| lunes, 17 de diciembre de 2012 h |

La segunda subasta de fármacos en Andalucía tiene oficialmente el camino despejado. Esta semana, el gerente del Servicio Andaluz de Salud (SAS) podría firmar la nueva resolución para la convocatoria pública que incluirá tanto las presentaciones que quedaron desiertas en el procedimiento anterior como el resto de subgrupos terapéuticos previstos por el SAS de cara a conseguir su objetivo de ahorro inicial: 200 millones de euros . El Tribunal Constitucional ha dado salida al auto que autoriza el levantamiento de la suspensión del artículo único del Decreto-ley 3/2011 por el que se aprueban medidas urgentes sobre prestación farmacéutica del sistema sanitario público de Andalucía. En él, desmonta uno por uno los argumentos del Abogado del Estado.

Consideraba el Abogado del Estado, en primer lugar que la plena aplicación en todo el territorio nacional del modelo estatal produce un ahorro significativamente más alto (116 millones de euros) que el sistema andaluz impugnado (27,2 millones anuales). Tales conclusiones se sustentan en un informe cuya autoría se atribuye al Ministerio de Sanidad. Pero el Tribunal no obtiene de su examen la misma consideración, “pues nada en el mismo permite conocer el órgano del que emana, ni aun siquiera su carácter oficial, careciendo de firma, fecha, determinación de la autoridad que lo encarga, persona que lo realiza, número de registro o cualquier otro elemento identificador”.
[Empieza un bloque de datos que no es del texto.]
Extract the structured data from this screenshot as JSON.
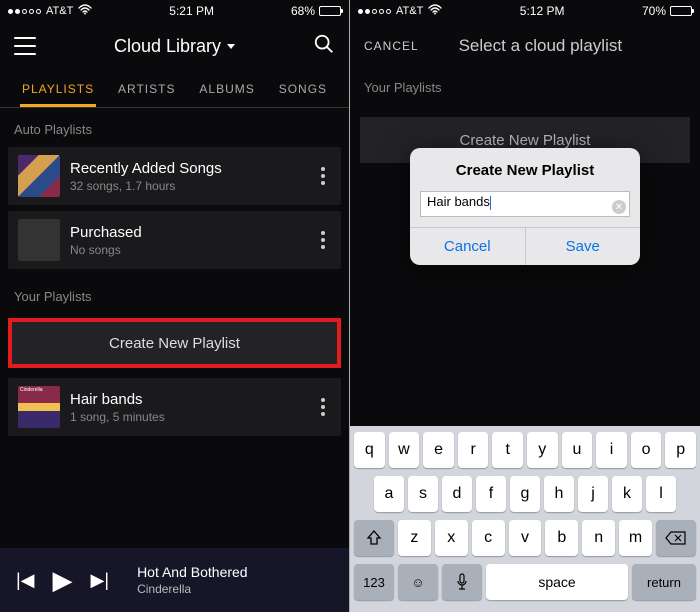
{
  "left": {
    "status": {
      "carrier": "AT&T",
      "time": "5:21 PM",
      "battery": "68%"
    },
    "header": {
      "title": "Cloud Library"
    },
    "tabs": [
      "PLAYLISTS",
      "ARTISTS",
      "ALBUMS",
      "SONGS"
    ],
    "active_tab": "PLAYLISTS",
    "sections": {
      "auto": {
        "label": "Auto Playlists",
        "items": [
          {
            "title": "Recently Added Songs",
            "sub": "32 songs, 1.7 hours"
          },
          {
            "title": "Purchased",
            "sub": "No songs"
          }
        ]
      },
      "your": {
        "label": "Your Playlists",
        "create": "Create New Playlist",
        "items": [
          {
            "title": "Hair bands",
            "sub": "1 song, 5 minutes"
          }
        ]
      }
    },
    "now_playing": {
      "title": "Hot And Bothered",
      "artist": "Cinderella"
    }
  },
  "right": {
    "status": {
      "carrier": "AT&T",
      "time": "5:12 PM",
      "battery": "70%"
    },
    "header": {
      "cancel": "CANCEL",
      "title": "Select a cloud playlist"
    },
    "section_label": "Your Playlists",
    "create": "Create New Playlist",
    "dialog": {
      "title": "Create New Playlist",
      "input_value": "Hair bands",
      "cancel": "Cancel",
      "save": "Save"
    },
    "keyboard": {
      "r1": [
        "q",
        "w",
        "e",
        "r",
        "t",
        "y",
        "u",
        "i",
        "o",
        "p"
      ],
      "r2": [
        "a",
        "s",
        "d",
        "f",
        "g",
        "h",
        "j",
        "k",
        "l"
      ],
      "r3": [
        "z",
        "x",
        "c",
        "v",
        "b",
        "n",
        "m"
      ],
      "numkey": "123",
      "space": "space",
      "return": "return"
    }
  }
}
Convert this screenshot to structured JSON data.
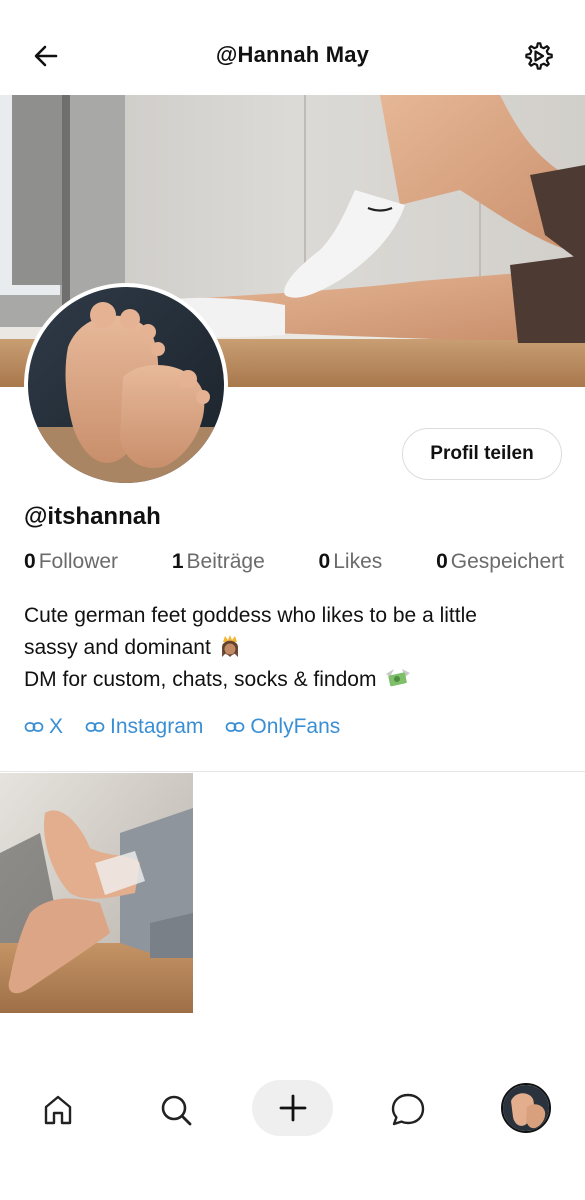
{
  "header": {
    "title": "@Hannah May",
    "back_icon": "arrow-left-icon",
    "settings_icon": "gear-icon"
  },
  "profile": {
    "share_label": "Profil teilen",
    "handle": "@itshannah",
    "stats": [
      {
        "num": "0",
        "label": "Follower"
      },
      {
        "num": "1",
        "label": "Beiträge"
      },
      {
        "num": "0",
        "label": "Likes"
      },
      {
        "num": "0",
        "label": "Gespeichert"
      }
    ],
    "bio": {
      "line1": "Cute german feet goddess who likes to be a little",
      "line2": "sassy and dominant",
      "line3": "DM for custom, chats, socks & findom"
    },
    "links": [
      {
        "label": "X"
      },
      {
        "label": "Instagram"
      },
      {
        "label": "OnlyFans"
      }
    ]
  },
  "nav": {
    "items": [
      "home-icon",
      "search-icon",
      "plus-icon",
      "chat-bubble-icon",
      "profile-avatar"
    ]
  },
  "colors": {
    "link": "#3a8fd4",
    "muted": "#6b6b6b",
    "text": "#111111"
  }
}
En segundo lugar, el Abogado del Estado expone que los descuentos que hagan las empresas farmacéuticas benefician “exclusivamente al SAS” pero no repercuten en los pacientes. En este punto es la ley general, que viene a indicar la contención y reducción del gasto farmacéutico es un objetivo a conseguir “por la totalidad de las estructuras del Sistema Nacional de Salud”, la que juega una mala pasada a las intenciones del Estado. Desde este punto de vista, el Constitucional considera “congruente” con el objetivo diseñado “que sea la Administración sanitaria, y no los particulares, quien resulte directamente beneficiaria de la minoración del precio de los medicamentos”.

La tercera alegación del Estado, relativa a la distorsión que el sistema de subastas provoca en el funcionamiento del SNS, pues el sistema estatal se basa en el aprovechamiento de las economías de escala de un mercado de considerables dimensiones como es el estatal, también se atribuye al informe atribuido al Ministerio, y vuelte a tropezar con los mismos argumentos en contra del Tribunal.

En cuarto lugar, sostiene el Abogado del Estado que el Decreto-ley impugnado incide gravemente en el mercado farmacéutico al fomentar “la creación de monopolios de oferta regionales”, con la consiguiente expulsión del mercado del resto de las empresas farmacéuticas no adjudicatarias. En este punto el Tribunal aprecia que los intereses particulares de los laboratorios y empresas farmacéuticas “no pueden prevalecer en modo alguno frente a los generales de reducción del gasto farmacéutico”

Por último, tampoco ha admitido el Tribunal el argumento estatal relativo a que se dificultará el tránsito de pacientes entre comunidades autónomas y que los ciudadanos residentes en Andalucía “no podrán disponer de todos los medicamentos financiados por el SNS”. Estos razonamientos ya fueron objeto de examen por el Constitucional, que de nuevo encuentra en el modelo estatal, “con su preferencia por la prescripción por principio activo y la introducción del precio como criterio en la dispensación y sustitución de medicamentos” el mejor argumento en contra de las pretensiones del Estado.

Siendo la PPA y la dispensación al menor coste posible los criterio generales, esto implicaría, para el Tribunal, ”que va a ser siempre dispensada la presentación comercial de precio menor, con independencia de que sea la misma que hubiera venido tomando el paciente con anterioridad”. Es decir, que tampoco este sistema garantiza el derecho a la dispensación de una determinada presentación comercial, pues es “claro” que la prestación farmacéutica del Sistema Nacional de Salud no se configura en tales términos.

“Siendo el criterio general la prescripción por principio activo y la dispensación atendiendo al menor coste posible, no se alcanza a comprender, desde la perspectiva cautelar que ahora hemos de adoptar, que la concreción centralizada en toda la Comunidad Autónoma de la dispensación de determinados medicamentos señalados por su principio activo y atendiendo a criterios de coste del medicamento concreto a dispensar, suponga un perjuicio irreparable respecto al que deriva de un sistema en el que esa determinación corresponde al titular de la oficina de farmacia, pues ha de atenderse a consideraciones de precio del medicamento, ya que, en todo caso, ha de dispensarse el de menor precio y, en caso de igualdad del precio, el genérico”, señala el auto.